Lo hanno fatto l’Italia, gli Stati Uniti e la Francia, probabilmente anche altre nazioni con il coinvolgimento di personaggi politici e criminalità organizzata come svelato dall’ex agente segreto Aldo Anghessa negli anni novanta scoprire che questi traffici esistano ancora lascia molto perplessi. (Fonte Espresso)

http://espresso.repubblica.it/attualita/cronaca/2005/06/09/news/parla-un-boss-cosi-lo-stato-pagava-la-ndrangheta-per-smaltire-i-rifiuti-tossici-1.583

Esiste ancora il business dei rifiuti tossici smaltiti illegalmente sul suolo somalo? Ciò non dovrebbe sorprenderci dato che sarebbe un’attività che potrebbe finanziare le tribù dedite alla pirateria ed i guerriglieri di al Shabab.

Secondo l'inchiesta dell’espresso di allora uno di questi gruppi criminali era costituito da alcuni italiani tra i quali Giancarlo Marocchino, trasportatore e uomo di fiducia dell'esercito italiano a Mogadiscio, Guido Garelli, Ezio Scaglione, ex console onorario della Somalia, e dall'allora presidente somalo Ali Mahdi Mohamed, oltre che come complici vari industriali del Nord Italia e ciò si ricollega alle indagini odierne che riguardano lo smaltimento di rifiuti tossici e gestito dalla criminalità organizzata, il punto è che i guerriglieri locali in cambio dei permessi relativi allo smaltimento dei rifiuti accettano come contropartita la fornitura di armi ed esplosivi, sarebbe interessante sapere che tipo di armamento anno e la provenienza degli esplosivi ma come detto all’inizio i risultati delle indagini ristagnano all’estero senza che i detective locali possano accedervi.

Verità o false verità, pettegolezzi che si perdono tra le dune del deserto e la costa somala, tra candelotti all’uranio e scorie radioattive e sullo sfondo il sogno somalo di una nazione unita con l’Europa e gli Stati Uniti che si voltano dall’altra parte. Nessuno guarda la Somalia, armadio colmo di scheletri dell’occidente.

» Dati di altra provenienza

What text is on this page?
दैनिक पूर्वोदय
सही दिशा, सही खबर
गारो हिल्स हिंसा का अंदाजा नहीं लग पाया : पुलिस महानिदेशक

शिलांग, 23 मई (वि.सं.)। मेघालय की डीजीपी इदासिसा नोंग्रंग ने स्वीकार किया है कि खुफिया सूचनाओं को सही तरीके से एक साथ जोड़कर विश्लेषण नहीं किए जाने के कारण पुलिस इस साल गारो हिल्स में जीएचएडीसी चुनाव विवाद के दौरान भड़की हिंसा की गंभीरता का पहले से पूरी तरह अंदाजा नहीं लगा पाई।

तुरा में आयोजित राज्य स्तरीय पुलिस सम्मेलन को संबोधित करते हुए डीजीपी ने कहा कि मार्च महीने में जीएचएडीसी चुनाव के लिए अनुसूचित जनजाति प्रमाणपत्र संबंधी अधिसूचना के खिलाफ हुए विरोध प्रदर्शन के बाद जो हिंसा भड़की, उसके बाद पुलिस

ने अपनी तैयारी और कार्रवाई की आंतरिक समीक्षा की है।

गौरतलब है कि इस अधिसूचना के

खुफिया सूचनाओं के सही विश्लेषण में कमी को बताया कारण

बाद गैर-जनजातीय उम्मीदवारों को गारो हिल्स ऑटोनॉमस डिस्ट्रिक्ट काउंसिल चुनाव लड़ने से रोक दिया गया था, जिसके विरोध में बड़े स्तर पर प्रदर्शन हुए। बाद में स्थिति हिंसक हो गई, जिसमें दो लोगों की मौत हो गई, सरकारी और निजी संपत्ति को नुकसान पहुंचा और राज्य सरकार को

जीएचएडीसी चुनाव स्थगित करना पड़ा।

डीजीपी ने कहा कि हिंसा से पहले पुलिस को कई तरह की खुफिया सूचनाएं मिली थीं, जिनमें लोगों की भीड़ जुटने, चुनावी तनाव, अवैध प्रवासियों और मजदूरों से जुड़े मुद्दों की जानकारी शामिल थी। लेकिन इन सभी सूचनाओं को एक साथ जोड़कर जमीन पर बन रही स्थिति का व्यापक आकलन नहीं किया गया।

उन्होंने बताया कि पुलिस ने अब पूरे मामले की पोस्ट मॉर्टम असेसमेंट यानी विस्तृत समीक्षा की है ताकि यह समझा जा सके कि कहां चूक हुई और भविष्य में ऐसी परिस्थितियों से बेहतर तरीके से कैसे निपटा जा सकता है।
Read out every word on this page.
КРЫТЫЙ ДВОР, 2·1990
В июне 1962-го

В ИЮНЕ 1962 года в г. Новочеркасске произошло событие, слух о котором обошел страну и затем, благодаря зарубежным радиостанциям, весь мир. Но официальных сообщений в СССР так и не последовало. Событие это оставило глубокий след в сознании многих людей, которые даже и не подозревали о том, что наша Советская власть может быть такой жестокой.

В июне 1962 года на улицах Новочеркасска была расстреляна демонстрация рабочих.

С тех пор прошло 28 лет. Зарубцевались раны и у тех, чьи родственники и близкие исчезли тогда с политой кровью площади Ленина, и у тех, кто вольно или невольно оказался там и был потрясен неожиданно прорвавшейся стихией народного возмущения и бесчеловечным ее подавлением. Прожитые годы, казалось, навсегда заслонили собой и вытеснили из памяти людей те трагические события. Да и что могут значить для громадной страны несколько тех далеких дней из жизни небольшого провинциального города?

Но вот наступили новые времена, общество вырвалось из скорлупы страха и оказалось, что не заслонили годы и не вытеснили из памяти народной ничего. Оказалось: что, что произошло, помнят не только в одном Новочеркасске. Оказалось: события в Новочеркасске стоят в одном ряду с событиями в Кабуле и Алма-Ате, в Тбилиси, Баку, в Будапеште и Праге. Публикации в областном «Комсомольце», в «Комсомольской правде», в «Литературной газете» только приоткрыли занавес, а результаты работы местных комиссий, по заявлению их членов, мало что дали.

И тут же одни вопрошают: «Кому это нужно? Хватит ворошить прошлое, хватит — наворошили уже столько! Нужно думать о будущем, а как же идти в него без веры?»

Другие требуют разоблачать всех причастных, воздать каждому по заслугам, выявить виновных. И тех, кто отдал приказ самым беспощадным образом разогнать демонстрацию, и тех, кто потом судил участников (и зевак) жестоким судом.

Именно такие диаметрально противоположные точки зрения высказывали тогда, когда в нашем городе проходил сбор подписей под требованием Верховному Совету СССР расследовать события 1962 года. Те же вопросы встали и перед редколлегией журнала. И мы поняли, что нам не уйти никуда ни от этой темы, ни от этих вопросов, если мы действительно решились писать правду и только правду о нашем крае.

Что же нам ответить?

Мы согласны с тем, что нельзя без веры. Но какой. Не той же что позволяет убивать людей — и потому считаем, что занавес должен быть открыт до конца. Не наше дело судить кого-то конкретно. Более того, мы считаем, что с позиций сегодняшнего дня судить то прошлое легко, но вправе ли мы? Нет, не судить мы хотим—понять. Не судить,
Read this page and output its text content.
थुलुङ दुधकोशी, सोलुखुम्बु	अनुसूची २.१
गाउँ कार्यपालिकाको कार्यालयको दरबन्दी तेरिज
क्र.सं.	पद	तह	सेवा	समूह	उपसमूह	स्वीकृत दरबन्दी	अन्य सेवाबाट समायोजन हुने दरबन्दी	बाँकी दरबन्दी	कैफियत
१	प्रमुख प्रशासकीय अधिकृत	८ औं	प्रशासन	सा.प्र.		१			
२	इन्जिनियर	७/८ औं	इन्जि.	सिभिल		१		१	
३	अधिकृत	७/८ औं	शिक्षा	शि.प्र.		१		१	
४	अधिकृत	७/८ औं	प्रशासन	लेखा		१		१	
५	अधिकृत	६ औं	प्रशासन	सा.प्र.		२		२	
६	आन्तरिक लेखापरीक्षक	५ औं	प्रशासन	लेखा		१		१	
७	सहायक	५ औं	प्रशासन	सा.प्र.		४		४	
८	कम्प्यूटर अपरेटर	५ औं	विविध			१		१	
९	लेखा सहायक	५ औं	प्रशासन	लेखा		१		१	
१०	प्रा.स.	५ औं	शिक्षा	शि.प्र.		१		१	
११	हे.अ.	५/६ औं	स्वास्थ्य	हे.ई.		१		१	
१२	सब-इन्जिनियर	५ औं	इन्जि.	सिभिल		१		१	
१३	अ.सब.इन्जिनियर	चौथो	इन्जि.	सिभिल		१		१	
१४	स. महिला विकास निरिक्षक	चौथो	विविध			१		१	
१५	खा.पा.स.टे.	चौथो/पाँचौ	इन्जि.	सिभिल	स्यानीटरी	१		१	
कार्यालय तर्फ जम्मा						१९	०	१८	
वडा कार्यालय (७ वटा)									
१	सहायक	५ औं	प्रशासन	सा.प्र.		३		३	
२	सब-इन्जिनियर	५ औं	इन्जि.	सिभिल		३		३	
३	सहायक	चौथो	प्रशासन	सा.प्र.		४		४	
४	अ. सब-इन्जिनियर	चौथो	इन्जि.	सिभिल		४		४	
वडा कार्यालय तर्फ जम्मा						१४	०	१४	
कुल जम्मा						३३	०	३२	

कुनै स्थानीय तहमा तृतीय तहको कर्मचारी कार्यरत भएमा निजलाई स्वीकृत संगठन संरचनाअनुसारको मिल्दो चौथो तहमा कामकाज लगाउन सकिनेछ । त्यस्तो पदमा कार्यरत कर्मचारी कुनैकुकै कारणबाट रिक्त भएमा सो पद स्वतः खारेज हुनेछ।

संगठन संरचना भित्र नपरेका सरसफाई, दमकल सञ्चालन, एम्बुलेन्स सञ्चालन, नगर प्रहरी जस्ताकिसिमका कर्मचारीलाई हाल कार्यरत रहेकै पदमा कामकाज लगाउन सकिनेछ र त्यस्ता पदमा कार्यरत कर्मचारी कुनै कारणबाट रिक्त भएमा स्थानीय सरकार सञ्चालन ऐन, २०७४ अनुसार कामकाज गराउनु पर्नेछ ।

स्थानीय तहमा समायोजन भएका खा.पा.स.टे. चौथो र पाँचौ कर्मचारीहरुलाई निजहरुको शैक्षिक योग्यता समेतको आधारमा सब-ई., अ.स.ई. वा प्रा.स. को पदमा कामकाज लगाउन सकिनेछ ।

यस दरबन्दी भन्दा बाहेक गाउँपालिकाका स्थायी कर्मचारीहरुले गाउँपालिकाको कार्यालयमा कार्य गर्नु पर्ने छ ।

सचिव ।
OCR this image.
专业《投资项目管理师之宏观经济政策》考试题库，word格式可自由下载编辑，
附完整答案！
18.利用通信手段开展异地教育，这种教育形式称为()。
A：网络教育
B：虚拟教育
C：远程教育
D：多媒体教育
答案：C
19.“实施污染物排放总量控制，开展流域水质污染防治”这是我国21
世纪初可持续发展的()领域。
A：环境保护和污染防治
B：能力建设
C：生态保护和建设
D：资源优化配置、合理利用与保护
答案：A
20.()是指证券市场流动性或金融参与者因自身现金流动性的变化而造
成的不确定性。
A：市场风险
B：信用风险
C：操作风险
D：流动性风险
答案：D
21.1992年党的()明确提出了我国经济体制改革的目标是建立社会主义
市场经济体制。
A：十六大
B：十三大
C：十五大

Questo articolo è stato realizzato attingendo alle seguenti fonti: articoli apparsi sul New York Times; Voice of America Africa; Firenze Repubblica; Danilo Arona carmillaonline.com 3 novembre 2009; Paul Moreira, Toxic Somalia, filmato audio Youtube; Greenpeace (FR) The toxic Ships; Barbara Carazzolo, Alberto Chiara, Luciano Scalettieri “Gli affari sporchi delle facce pulite” 1 ottobre 2000; Somalia: la discarica dei rifiuti occidentali, Francesco Dessi.